The Old Salem historic district features a restored historical village turned living history museum. The historic district illustrates life in the eighteenth- and nineteenth-century Moravian community of immigrants and settlers who founded the town and farmed in the surrounding areas. The village, along with staff and volunteers who reenact village life for the public, showcase the North Carolina settlement. The village is composed of the remaining churches, communal buildings, shops and houses, 70 percent of which are original buildings. The town welcomes visitors to come and tour the village and experience demonstrations, interact with exhibits, and observe recreations of the Moravian people and lifestyle.
The Moravian Church dates back to 1457, first developing in the area that is now the Czech Republic. However, the Protestant denomination suffered religious persecution for centuries until they eventually immigrated to North America. Initially settling in Savannah, Georgia, the group then transitioned to Pennsylvania, where they founded several communities in cities that remain today. Eventually they moved to North Carolina in the search for additional property to farm. The settlement in Salem was founded, with intentions to grow Salem into the central town, while farmland spread out around it. At the time, in order to lease land in the area, one had to be an obliging member of the Church. Any transgression of the religious policies could result in dismissal from the land.
In 1849, neighboring Forsyth County was founded. Uninterested in joining the county, Salem sold property to the north, which would become Winston, to maintain control over the land and governing seats. In 1857 the church allowed residents to purchase their land, and hence forth became a legal municipality. In 1913, Salem joined with Winston, and became the only city in the country with a legally recognized joint name. In the 1950s, Old Salem Inc., a non profit, procured the land to develop preservation and restoration tactics. In 1966 it was declared a National Historic Landmark.

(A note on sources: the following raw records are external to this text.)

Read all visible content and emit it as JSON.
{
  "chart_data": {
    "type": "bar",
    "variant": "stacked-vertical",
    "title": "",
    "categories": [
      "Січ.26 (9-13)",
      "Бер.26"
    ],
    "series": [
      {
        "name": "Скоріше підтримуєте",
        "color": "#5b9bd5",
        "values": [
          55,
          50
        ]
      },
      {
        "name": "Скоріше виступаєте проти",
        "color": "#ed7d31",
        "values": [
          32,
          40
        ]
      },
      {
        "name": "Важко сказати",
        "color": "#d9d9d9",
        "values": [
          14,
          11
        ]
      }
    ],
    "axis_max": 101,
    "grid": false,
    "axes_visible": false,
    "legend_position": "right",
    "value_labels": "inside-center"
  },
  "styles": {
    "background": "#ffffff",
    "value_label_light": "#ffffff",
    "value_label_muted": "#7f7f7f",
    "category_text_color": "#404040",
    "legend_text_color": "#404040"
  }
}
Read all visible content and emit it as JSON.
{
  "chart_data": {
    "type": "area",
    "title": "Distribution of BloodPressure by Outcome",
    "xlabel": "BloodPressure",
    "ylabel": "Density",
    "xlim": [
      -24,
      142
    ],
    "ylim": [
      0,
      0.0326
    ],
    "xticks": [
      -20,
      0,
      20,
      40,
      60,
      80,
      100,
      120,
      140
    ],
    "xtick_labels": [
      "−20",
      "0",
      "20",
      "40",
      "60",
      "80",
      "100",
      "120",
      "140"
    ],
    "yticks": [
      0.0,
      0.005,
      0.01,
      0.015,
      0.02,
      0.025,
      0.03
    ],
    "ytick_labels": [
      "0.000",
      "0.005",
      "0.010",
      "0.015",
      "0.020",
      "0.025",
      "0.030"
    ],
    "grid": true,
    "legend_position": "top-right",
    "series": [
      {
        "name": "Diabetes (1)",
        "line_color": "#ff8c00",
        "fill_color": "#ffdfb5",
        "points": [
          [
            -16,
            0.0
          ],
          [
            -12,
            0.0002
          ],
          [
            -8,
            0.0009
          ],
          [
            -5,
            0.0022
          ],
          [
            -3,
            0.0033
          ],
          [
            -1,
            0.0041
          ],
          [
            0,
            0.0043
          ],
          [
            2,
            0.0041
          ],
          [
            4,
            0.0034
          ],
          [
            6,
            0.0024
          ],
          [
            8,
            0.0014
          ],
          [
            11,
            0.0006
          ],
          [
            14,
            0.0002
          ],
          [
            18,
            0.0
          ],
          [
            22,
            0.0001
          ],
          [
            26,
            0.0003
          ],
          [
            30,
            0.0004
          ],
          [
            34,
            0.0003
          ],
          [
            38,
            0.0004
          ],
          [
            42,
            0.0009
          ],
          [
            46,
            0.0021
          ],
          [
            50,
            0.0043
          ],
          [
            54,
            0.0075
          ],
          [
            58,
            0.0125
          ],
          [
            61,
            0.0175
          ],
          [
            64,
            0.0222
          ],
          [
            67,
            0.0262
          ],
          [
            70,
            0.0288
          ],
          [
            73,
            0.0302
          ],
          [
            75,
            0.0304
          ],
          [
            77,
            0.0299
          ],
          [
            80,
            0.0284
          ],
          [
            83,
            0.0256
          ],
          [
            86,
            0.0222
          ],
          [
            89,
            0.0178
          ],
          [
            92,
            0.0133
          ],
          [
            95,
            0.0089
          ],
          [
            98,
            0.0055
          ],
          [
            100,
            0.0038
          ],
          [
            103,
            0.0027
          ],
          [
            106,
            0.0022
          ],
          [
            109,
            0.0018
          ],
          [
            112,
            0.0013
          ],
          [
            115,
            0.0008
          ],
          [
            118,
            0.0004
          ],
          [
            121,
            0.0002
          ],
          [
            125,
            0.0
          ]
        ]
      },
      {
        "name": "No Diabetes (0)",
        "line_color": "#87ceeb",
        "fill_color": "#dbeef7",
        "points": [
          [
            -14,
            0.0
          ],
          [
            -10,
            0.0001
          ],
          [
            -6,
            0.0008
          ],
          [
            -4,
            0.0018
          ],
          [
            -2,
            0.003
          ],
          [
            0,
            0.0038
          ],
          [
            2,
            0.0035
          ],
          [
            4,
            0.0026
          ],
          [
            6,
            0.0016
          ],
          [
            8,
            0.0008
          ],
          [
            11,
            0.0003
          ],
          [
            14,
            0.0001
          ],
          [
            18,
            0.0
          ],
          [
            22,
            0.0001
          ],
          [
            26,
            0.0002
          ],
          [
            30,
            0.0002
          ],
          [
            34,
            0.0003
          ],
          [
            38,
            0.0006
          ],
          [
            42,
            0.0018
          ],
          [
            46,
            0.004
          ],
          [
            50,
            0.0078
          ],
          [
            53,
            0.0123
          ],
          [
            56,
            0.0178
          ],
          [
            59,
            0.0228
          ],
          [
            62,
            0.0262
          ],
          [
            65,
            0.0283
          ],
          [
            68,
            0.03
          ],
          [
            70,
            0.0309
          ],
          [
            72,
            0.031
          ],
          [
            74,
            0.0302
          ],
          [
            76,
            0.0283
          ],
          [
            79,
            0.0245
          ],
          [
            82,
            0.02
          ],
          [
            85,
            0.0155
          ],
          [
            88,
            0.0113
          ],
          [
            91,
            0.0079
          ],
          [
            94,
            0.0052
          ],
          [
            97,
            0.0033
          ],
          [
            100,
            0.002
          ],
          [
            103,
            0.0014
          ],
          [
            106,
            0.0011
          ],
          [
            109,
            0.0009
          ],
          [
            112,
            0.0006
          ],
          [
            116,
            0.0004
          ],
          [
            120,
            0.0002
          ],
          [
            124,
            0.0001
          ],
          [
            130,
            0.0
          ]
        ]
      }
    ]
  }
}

Today visitors can tour the restored and reconstructed buildings. Living history interpreters and demonstrators allow visitors to witness the lifestyle of the villagers in the eighteenth and nineteenth centuries. Two period buildings that are part of the museum's plan for expanded restoration and interpretive programming include the old Boys' School and The Doctor's House. The school dates to 1794 and catered to boys from ages 6-14. The Doctor's House, formerly known as the Vierling House, was built in 1802 by Dr. Vierling, who was a renaissance man of the medical profession, practicing simultaneously as a physician, surgeon, dentist, pharmacist, and veterinarian. In the future the museum hopes to open interpretive exhibits in both buildings, one exploring nineteenth-century education, and the other celebrating scientific advancement and exploring comparative medical practices between the eighteenth and nineteenth centuries.
Beyond these two current development projects, the museum allows visitors to explore numerous professions such as gunsmiths, cobblers, tinsmiths, bakers, blacksmiths, and carpenters, all of which are represented by on-site experts practicing their trade through demonstration while interacting with guests. Due to comprehensive record keeping, there is a significant information available on the lifestyle of the Moravians, allowing for a realistic understanding of their practices, traditions, and tactics.
Additionally, there is a significant emphasis within the living history museum to demonstrate the lives of the enslaved Africans held by the Moravians. While the immigrated Moravians did hold slaves, they were among the minority of groups who educated the enslaved individuals. Many of the enslaved were literate and trained in a profession. This demonstration is included within the village recreations.